Penderita sirosis hati harus meringankan beban kerja hati. Aktivitas sehari-hari disesuaikan dengan kondisi tubuh. Pemberian obat-obatan (hepatotoksik) harus dilakukan dengan sangat hati-hati. Penderita harus melakukan diet seimbang, cukup kalori, dan mencegah konstipasi. Pada keadaan tertentu, misalnya, asites perlu diet rendah protein dan rendah garam. Terapi ditujukan mengurangi progresi penyakit, menghindarkan bahan-bahan yang bisa menambah kerusakan hati, pencegahan dan penanganan komplikasi. Bilamana tidak ada koma hepatik diberikan diet yang mengandung protein 1 gr/KgBB dan kalori sebanyak 2000-3000 kkal/hari atau 3540 kcal/kgBB/hari dengan protein berkisar antara 1,2-1,6 g/kgBB bergantung pada derajat malnutrisi dan kondisi lain yang dialami pasien. Dalam preskripsi diet pasien sirosis hati, tidak ada pembatasan asupan karbohidrat walaupun pasien mengalami resistensi insulin (Tsiaousi, et.al., 2008). Pada pasien yang mengalami liver injury pada kasus yang akut dan kronik sering ditemukan balans nitrogen negative. Oleh karena itu, sering ditemukan adanya pemecahan protein oleh otot karena

sintesis protein atau pemecahan protein yang dilakukan oleh hati telah menurun fungsinya. Dalam memberikan treatment mengenai protein, yang perlu diperhatikan adalah menghindarkan pasien sirosis dari kejadian malnutrisi serta menghindarkan pasien dari encephalopathy hepar. Untuk itu, selain mengatur protein yang diberikan, asupan karbohidrat dan lemak juga perlu diperhatikan untuk mencegah terjadinya pemecahan yang mengakibatkan malnutrisi. Pada pasien sirosis, rasio asam amino rantai cabang (BCAA) misalnya isoleusin, leusin, dan valine) terhadap asam amino aromatic misalnya fenilalanin, triptofan, dan tirosin sering ditemukan abnormal terutama pada pasien yang mengalami malnutrisi. Menjaga resiko kedua macam asam amino ini dapat menghindarkan pasien dengan sirosis terhadap kejadan ensefalopathy hepatic (Lieber, 1999).
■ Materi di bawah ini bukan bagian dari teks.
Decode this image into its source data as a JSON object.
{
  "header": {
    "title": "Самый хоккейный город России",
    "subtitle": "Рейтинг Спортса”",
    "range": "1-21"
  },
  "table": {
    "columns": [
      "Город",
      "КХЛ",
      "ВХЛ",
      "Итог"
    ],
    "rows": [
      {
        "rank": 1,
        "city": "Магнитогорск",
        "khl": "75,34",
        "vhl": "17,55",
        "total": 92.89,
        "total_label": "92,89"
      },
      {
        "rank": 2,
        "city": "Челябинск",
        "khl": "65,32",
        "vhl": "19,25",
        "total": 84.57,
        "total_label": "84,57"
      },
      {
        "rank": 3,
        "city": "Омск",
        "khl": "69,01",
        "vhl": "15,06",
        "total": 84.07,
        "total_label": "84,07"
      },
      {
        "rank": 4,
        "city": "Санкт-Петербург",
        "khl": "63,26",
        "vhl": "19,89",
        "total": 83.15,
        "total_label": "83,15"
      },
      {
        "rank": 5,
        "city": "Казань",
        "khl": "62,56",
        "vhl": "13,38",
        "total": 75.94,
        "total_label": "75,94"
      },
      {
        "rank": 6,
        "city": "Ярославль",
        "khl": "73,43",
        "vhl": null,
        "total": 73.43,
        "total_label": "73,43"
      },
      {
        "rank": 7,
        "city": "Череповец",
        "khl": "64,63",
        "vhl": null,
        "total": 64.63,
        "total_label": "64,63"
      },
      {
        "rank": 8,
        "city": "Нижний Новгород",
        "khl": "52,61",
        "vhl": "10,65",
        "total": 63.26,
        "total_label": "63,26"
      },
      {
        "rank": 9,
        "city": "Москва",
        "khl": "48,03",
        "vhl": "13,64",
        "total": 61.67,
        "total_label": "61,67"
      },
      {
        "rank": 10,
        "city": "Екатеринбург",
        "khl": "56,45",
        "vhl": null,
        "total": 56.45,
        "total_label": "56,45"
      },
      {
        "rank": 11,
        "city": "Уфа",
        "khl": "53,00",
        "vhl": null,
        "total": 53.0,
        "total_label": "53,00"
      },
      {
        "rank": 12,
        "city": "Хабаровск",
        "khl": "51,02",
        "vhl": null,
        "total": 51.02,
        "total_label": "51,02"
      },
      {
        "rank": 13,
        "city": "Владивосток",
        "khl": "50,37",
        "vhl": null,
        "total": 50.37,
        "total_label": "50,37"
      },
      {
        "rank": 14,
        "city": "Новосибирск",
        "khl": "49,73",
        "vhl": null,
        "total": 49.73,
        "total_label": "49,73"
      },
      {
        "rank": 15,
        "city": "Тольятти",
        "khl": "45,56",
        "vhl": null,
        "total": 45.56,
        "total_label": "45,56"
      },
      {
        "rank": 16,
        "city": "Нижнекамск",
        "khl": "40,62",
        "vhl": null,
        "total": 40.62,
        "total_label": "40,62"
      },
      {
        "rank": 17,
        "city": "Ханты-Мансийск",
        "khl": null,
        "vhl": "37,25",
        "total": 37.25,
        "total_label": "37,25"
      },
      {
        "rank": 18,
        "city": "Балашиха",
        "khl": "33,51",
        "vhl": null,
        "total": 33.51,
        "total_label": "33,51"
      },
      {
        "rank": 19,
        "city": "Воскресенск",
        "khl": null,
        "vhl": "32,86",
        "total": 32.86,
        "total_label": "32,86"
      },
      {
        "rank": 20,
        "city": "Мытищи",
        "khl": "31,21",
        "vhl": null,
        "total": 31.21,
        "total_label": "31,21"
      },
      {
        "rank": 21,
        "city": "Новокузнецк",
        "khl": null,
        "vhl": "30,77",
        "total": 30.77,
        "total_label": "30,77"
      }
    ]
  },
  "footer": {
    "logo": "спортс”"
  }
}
Spontaneous bacterial Peritonitis Bentuk peritonitis yang paling sering ialah Spontaneous bacterial Peritonitis (SBP) dan peritonitis sekunder. SBP terjadi bukan karena infeksi intra abdomen, tetapi biasanya terjadi pada pasien yang asites terjadi kontaminasi hingga kerongga peritoneal sehingga menjadi translokasi bakteri munuju dinding perut atau pembuluh limfe mesenterium, kadang terjadi penyebaran hematogen jika terjadi bakterimia dan akibat penyakit hati yang kronik. Semakin rendah kadar protein cairan asites, semakin tinggi risiko terjadinya peritonitis dan abses. Ini terjadi karena ikatan opsonisasi yang rendah antar molekul komponen asites pathogen yang paling sering menyebabkan infeksi adalah bakteri gram negative E. Coli 40%, Klebsiella pneumoniae 7%, spesies Pseudomonas, Proteus dan gram lainnya 20% dan bakteri gram positif yaitu Streptococcus pnemuminae 15%, jenis Streptococcus lain 15%, dan golongan Staphylococcus 3%, selain itu juga terdapat anaerob dan infeksi campur bakteri. Mekanisme hepatorenal sindrom akibat dari sirosis hati atau penyakit hati akut lain dan bersama-sama dengan hipertensi portal akan mengakibatkan vasodilatasi arteri splanknik. Vasodilatasi ini akan mengakibatkan hipovolemi atau arteri sentral sehingga merangsang aktivasi system rennin angiostensis aldosteron, dan hormone antidiuretik yang secara keseluruhan akan menyebabkan vasokontriksi pembuluh darah ginjal. Di ginjal seharusnya akan terjadi mekanisme kompensasi, namun dengan alasan yang belum jelas justru terjadi ketidakseimbangan mekanisme kompensasi ini, yaitu meningkatnya vasokontriktor disertai penurunan vasodilator.